Typhonblue’s law is that he core of the gender role divide is that men are actors and women are acted upon. Has it always been this way in our culture?
When I say “our culture”, I need to specify. We are English-speakers and our culture is Anglosphere culture. That culture derives from an ancestral British Isles culture influenced by 2,000 years of hegemonic Latin culture. It turns out there has been an interesting development in gender roles in that culture and that change can be tracked in its early literature. That literature comes down to us thanks to the work of monks recording their own cultures’ oral literature stretching back hundreds of years into pagan times.
Medb – Let’s start with one of the monuments of Irish literature, Táin Bó Cúailnge. The main character in this epic is the queen of Connacht – although it’s pretty clear she’s really a goddess – named Medb. The actual story starts when she assembles and army of disparate elements, often by offering their chieftains her “friendly thighs”, to go on a massive cattle raid to take an incomparable bull to head her herd. As far as agency goes, Medb has it in buckets.
Deirdre – Before the story gets rolling there are several “fore-stories” to explain subsequent aspects of the main story. In one of these stories Deirdre has been raised to be the wife of Conchobar at Emain Macha in Ulster, but when she gets to his court, she decides instead to take up with one of his warriors, Naoise. He initially refuses but she coerces him by putting him under geas. (Rape culture goes deep in our history and it has always targeted men, whoever else gets hit too.) The couple has to flee and the rest of story consists of their roamings. Eventually they are lured back to Emain Macha with promises of safe passage. Naoise is killed, treacherously, and Deirdre is faced with forced marriage to Conchobar. She kills herself instead.
Tóraíocht Dhiarmada agus Gráinne – This theme of the love triangle centering around the woman shows up again in a later story, Tóraíocht Dhiarmada agus Gráinne, The Pursuit of Diarmuid and Gráinne. In this story Grainne is intended to marry Fionn mac Cumhaill but instead chooses one of his young warriors, Dairmuid ua Duibhne. She puts the whole dinner party to sleep with a sleeping potion and puts the moves on Dairmuid. He refuses at first but she coerces him by putting him under . Fionn and the Fianna pursue them all over Ireland and eventually many years later contrive Dairmuid’s death.
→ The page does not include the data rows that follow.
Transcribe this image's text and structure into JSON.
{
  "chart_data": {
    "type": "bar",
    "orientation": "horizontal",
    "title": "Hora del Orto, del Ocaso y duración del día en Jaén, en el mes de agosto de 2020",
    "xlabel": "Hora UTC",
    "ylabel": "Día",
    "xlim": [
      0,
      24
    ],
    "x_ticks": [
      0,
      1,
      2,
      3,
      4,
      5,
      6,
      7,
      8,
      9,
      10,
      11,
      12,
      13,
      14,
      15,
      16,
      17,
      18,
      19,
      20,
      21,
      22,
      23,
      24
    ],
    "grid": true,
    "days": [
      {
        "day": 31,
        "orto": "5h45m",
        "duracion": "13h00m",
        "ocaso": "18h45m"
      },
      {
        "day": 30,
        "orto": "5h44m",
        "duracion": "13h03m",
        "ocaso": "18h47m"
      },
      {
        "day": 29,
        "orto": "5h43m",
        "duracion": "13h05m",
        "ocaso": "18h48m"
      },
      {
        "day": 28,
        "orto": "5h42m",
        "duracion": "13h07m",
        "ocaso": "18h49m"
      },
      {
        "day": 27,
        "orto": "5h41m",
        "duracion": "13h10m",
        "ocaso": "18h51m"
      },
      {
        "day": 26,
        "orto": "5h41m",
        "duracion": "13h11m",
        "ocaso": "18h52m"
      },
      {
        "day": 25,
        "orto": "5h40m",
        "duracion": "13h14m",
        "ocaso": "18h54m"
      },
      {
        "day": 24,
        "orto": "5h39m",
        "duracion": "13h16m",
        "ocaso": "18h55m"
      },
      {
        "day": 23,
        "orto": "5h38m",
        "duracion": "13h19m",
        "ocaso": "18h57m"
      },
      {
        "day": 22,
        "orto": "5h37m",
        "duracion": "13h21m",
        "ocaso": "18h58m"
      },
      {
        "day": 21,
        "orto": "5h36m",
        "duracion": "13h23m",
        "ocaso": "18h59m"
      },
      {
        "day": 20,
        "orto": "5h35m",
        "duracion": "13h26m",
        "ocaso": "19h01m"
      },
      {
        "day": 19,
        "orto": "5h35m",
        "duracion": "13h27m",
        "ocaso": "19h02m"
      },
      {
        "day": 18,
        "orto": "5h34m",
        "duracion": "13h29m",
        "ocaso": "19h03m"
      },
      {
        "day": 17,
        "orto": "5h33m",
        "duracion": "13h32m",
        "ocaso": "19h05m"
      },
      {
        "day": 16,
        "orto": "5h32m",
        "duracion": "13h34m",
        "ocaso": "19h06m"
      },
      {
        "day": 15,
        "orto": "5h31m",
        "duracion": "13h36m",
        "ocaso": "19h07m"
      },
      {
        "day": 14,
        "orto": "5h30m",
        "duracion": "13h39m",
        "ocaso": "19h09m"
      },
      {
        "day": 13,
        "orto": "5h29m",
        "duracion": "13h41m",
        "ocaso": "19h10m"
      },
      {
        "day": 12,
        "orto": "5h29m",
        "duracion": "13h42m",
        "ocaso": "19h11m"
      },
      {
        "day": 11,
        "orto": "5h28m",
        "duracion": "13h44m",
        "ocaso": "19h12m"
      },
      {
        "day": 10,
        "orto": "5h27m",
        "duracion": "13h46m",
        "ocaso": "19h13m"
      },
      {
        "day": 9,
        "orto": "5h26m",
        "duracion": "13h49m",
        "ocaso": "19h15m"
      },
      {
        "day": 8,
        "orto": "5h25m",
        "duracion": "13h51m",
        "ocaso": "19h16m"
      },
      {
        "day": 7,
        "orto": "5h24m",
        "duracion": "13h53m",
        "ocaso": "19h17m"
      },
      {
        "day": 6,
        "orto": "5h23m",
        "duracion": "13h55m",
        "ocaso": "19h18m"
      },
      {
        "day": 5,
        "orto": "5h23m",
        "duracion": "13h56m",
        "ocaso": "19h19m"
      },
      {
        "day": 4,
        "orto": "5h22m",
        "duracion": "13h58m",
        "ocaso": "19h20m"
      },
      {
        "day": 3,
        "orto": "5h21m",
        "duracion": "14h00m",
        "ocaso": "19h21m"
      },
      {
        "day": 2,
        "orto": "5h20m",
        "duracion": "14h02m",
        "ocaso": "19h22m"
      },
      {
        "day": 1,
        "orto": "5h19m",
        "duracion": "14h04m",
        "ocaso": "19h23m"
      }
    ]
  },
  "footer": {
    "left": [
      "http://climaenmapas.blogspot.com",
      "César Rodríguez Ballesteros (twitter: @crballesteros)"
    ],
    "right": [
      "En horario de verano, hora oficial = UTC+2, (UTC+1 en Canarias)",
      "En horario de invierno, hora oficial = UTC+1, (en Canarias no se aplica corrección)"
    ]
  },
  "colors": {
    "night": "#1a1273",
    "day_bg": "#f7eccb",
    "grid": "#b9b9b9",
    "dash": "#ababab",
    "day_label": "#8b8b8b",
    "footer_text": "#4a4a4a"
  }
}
Tristan and Iseult – Next this theme shows up in a story recorded in France but set in Cornwall. It is almost certainly of Welsh origin. This time an Irish princess, Iseult, is intended to marry King Mark of Cornwall. Her mother packs a love potion in Iseult’s baggage so that she will fall in love with Mark. One of Mark’s knights, Tristan, escorts her back to Cornwall, and on the trip over Iseult has her maid bring something to drink. The maid mistakenly serves the love potion and Tristan and Iseult fall in love instead. Tragedy ensues.
Guinevere and Lancelot – For me the least gripping part of the whole Arthurian legend was the treasonous love affair between Guinevere and Lancelot, and I think it was because the characters seem to be sleep-walking through it, or seemed that way to me. Then I ran across a note that said in a French version of the story Guinevere comes of pretty badly as a vamp who initiates and pursues the affair.
Aha, back on familiar ground.
So why was Guinevere so boneless in the familiar English version of the story? Well, that love affair tore Camelot apart. Showing Guinevere in her rightful role puts a hell of an accusation on her. That may be what’s going on, but why bother to protect her reputation.
Or perhaps Guinevere really was a lot more Romanized in real life – assuming she ever existed in the first place – a lot more like Calpurnia than like Dierdre, by the time the Arthurian stories are supposed to have taken place. Well, why suddenly get all historically accurate in this one instance? Medieval story tellers are not known for that at all. Something else is going on.
I think it has to do with the tastes of the audience, and with the changing taste of the audience, and that this steady trend of ties into a broader cultural shift that had been occurring across Western Europe. That trend was the spread of Latin cultural values as a function of governments adopting Christianity, if only for the administrative skills that a literate clergy could offer. These were not specifically Christian values, they were Roman values, but in northern and western Europe, that was often the same thing.
The trend we see in these stories is in the first a woman is making a move on a man (which he is not permitted to refuse, by the way), the same thing in the next, although this time she uses a sleeping potion to drug all the witnesses, next the sleeping potion has turned into a love potion, so the woman has no responsibility – or culpability – when she falls in love, and then finally a story where it’s not clear who is zooming who, probably to hide the woman’s initiative in an illicit love affair. It’s a trend from female agency to female passivity. And this last form of the story line is the one that had all the influence in later centuries.